Expliquez les trois étapes de l’apprentissage moteur et le processus de réapprentissage. Réapprendre quelque chose est souvent plus difficile que de l’apprendre correctement la première fois. Cette difficulté peut conduire à la frustration et la frustration agit comme un mur de briques entre l’athlète et le mouvement objectif souhaité en cours d’apprentissage. Assurez-vous que vos athlètes comprennent les étapes de l’apprentissage moteur et l’étape à laquelle ils se trouvent pendant le processus de réapprentissage. Rappelez-leur continuellement que s’ils vous font confiance et s’ils restent engagés dans le nouveau mouvement, celui-ci finira par devenir automatique et intégré à leur performance. Le nouveau mouvement semble maladroit maintenant par rapport à l’ancien parce qu’ils sont au stade associatif, mais après suffisamment de répétitions, le nouveau mouvement deviendra fluide, automatique et, surtout, plus efficace que l’ancien. Certains entraîneurs sont inefficaces pour fixer les mouvements. Ils comprennent comment l’enseigner correctement au début, mais pas comment changer (fixer) une mauvaise habitude. Comprendre la théorie cognitive et adopter une approche d’enseignement cognitive vous aidera à faire les deux efficacement : L’enseigner correctement la première fois et changer une mauvaise habitude.
Soyez patient avec vos athlètes pendant le stade associatif. En se basant sur les étapes de l’apprentissage, nous savons maintenant que les mouvements maladroits et disjoints caractérisent l’étape associative. Les choses ne vont pas sembler ou se sentir très fluides au début ; cela fait partie du processus d’apprentissage. Si vous vous attendez à ce que la performance soit immédiatement lisse et fluide, vous serez déçu, désillusionné et peut-être même quelque peu désemparé, tout comme vos athlètes. N’ayez crainte. Tout cela fait partie du processus d’apprentissage. Restez patient et facilitez l’apprentissage. Votre impatience risque de rendre vos athlètes anxieux et d’entraver leur apprentissage, alors que votre patience et votre confiance les motiveront à persévérer pendant la phase associative.

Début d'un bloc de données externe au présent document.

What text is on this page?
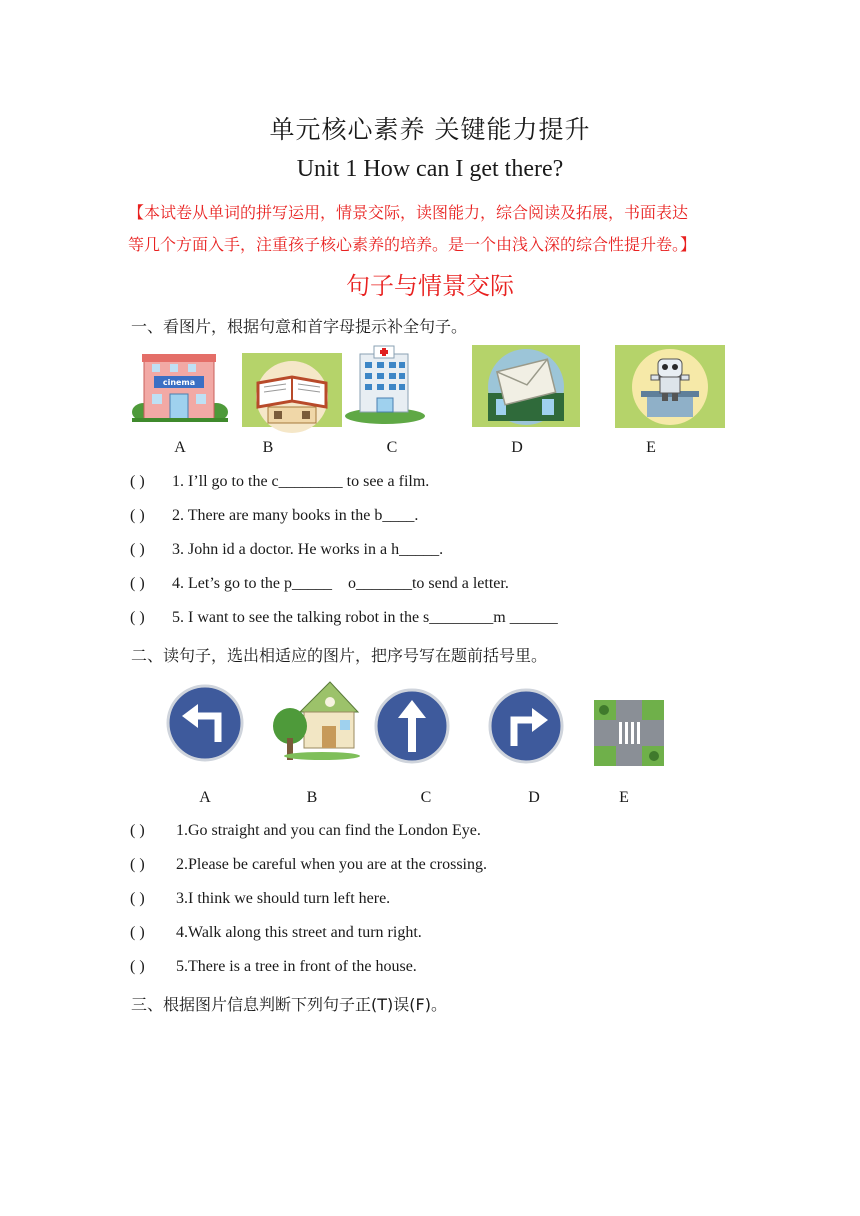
单元核心素养 关键能力提升
Unit 1 How can I get there?
【本试卷从单词的拼写运用，情景交际，读图能力，综合阅读及拓展，书面表达
等几个方面入手，注重孩子核心素养的培养。是一个由浅入深的综合性提升卷。】
句子与情景交际
一、看图片，根据句意和首字母提示补全句子。
cinema
A	B	C	D	E
( ) 1. I’ll go to the c________ to see a film.
( ) 2. There are many books in the b____.
( ) 3. John id a doctor. He works in a h_____.
( ) 4. Let’s go to the p_____    o_______to send a letter.
( ) 5. I want to see the talking robot in the s________m ______
二、读句子，选出相适应的图片，把序号写在题前括号里。
A	B	C	D	E
( ) 1.Go straight and you can find the London Eye.
( ) 2.Please be careful when you are at the crossing.
( ) 3.I think we should turn left here.
( ) 4.Walk along this street and turn right.
( ) 5.There is a tree in front of the house.
三、根据图片信息判断下列句子正(T)误(F)。
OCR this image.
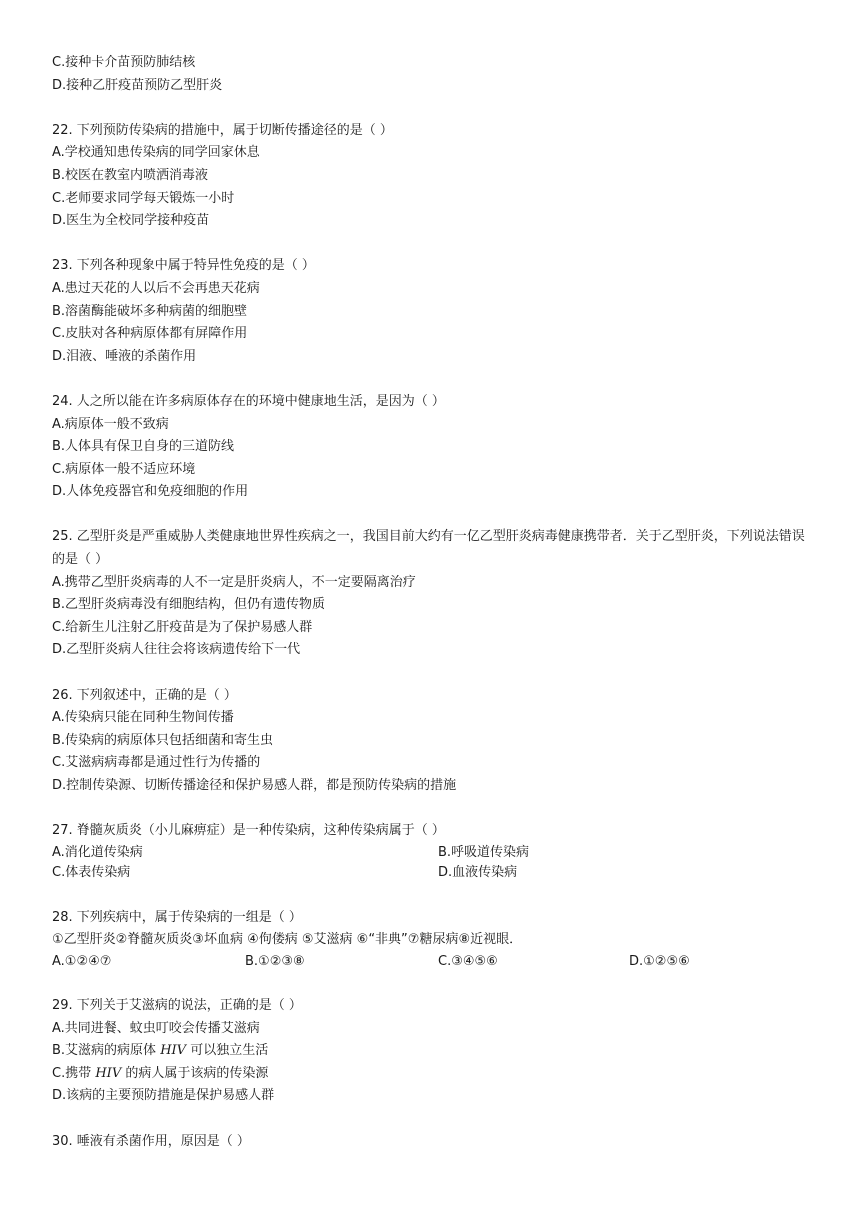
C.接种卡介苗预防肺结核
D.接种乙肝疫苗预防乙型肝炎
22. 下列预防传染病的措施中，属于切断传播途径的是（ ）
A.学校通知患传染病的同学回家休息
B.校医在教室内喷洒消毒液
C.老师要求同学每天锻炼一小时
D.医生为全校同学接种疫苗
23. 下列各种现象中属于特异性免疫的是（ ）
A.患过天花的人以后不会再患天花病
B.溶菌酶能破坏多种病菌的细胞壁
C.皮肤对各种病原体都有屏障作用
D.泪液、唾液的杀菌作用
24. 人之所以能在许多病原体存在的环境中健康地生活，是因为（ ）
A.病原体一般不致病
B.人体具有保卫自身的三道防线
C.病原体一般不适应环境
D.人体免疫器官和免疫细胞的作用
25. 乙型肝炎是严重威胁人类健康地世界性疾病之一，我国目前大约有一亿乙型肝炎病毒健康携带者．关于乙型肝炎，下列说法错误的是（ ）
A.携带乙型肝炎病毒的人不一定是肝炎病人，不一定要隔离治疗
B.乙型肝炎病毒没有细胞结构，但仍有遗传物质
C.给新生儿注射乙肝疫苗是为了保护易感人群
D.乙型肝炎病人往往会将该病遗传给下一代
26. 下列叙述中，正确的是（ ）
A.传染病只能在同种生物间传播
B.传染病的病原体只包括细菌和寄生虫
C.艾滋病病毒都是通过性行为传播的
D.控制传染源、切断传播途径和保护易感人群，都是预防传染病的措施
27. 脊髓灰质炎（小儿麻痹症）是一种传染病，这种传染病属于（ ）
A.消化道传染病	B.呼吸道传染病
C.体表传染病	D.血液传染病
28. 下列疾病中，属于传染病的一组是（ ）
①乙型肝炎②脊髓灰质炎③坏血病 ④佝偻病 ⑤艾滋病 ⑥“非典”⑦糖尿病⑧近视眼．
A.①②④⑦	B.①②③⑧	C.③④⑤⑥	D.①②⑤⑥
29. 下列关于艾滋病的说法，正确的是（ ）
A.共同进餐、蚊虫叮咬会传播艾滋病
B.艾滋病的病原体 HIV 可以独立生活
C.携带 HIV 的病人属于该病的传染源
D.该病的主要预防措施是保护易感人群
30. 唾液有杀菌作用，原因是（ ）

Souligner l’importance des informations positives dans la mémoire de travail. Un de vos objectifs est d’amener vos athlètes à être capables de réaliser des performances automatiques. Cependant, comme nous l’avons déjà mentionné, l’automaticité crée un espace vide dans la mémoire de travail, ce qui permet aux athlètes d’entretenir involontairement des pensées négatives et de ruminer, c’est-à-dire de s’attarder de manière répétée sur des pensées négatives et improductives. Par exemple, certains athlètes se concentrent sur l’issue de la compétition et se disent « Et si je perdais ? Les pensées ruminatives sont souvent des pensées inconscientes qui, par leur volume et leur répétition constante, deviennent envahissantes et prennent le dessus sur la mémoire de travail. Par exemple, lors d’une compétition importante, certains athlètes ont le regard vide lorsque leur entraîneur leur parle. C’est comme si leur attention était entièrement concentrée sur une pensée interne et qu’ils étaient perdus dans le monde extérieur de l’ici et maintenant. Aidez vos athlètes à garder l’espace de la mémoire de travail rempli de ce qu’il faut ; apprenez-leur à surveiller leurs pensées, à utiliser des énoncés qui stoppent les pensées, à rediriger leurs pensées, à s’engager dans un auto-dialogue positif et à répondre aux pensées et images négatives par des pensées et images positives.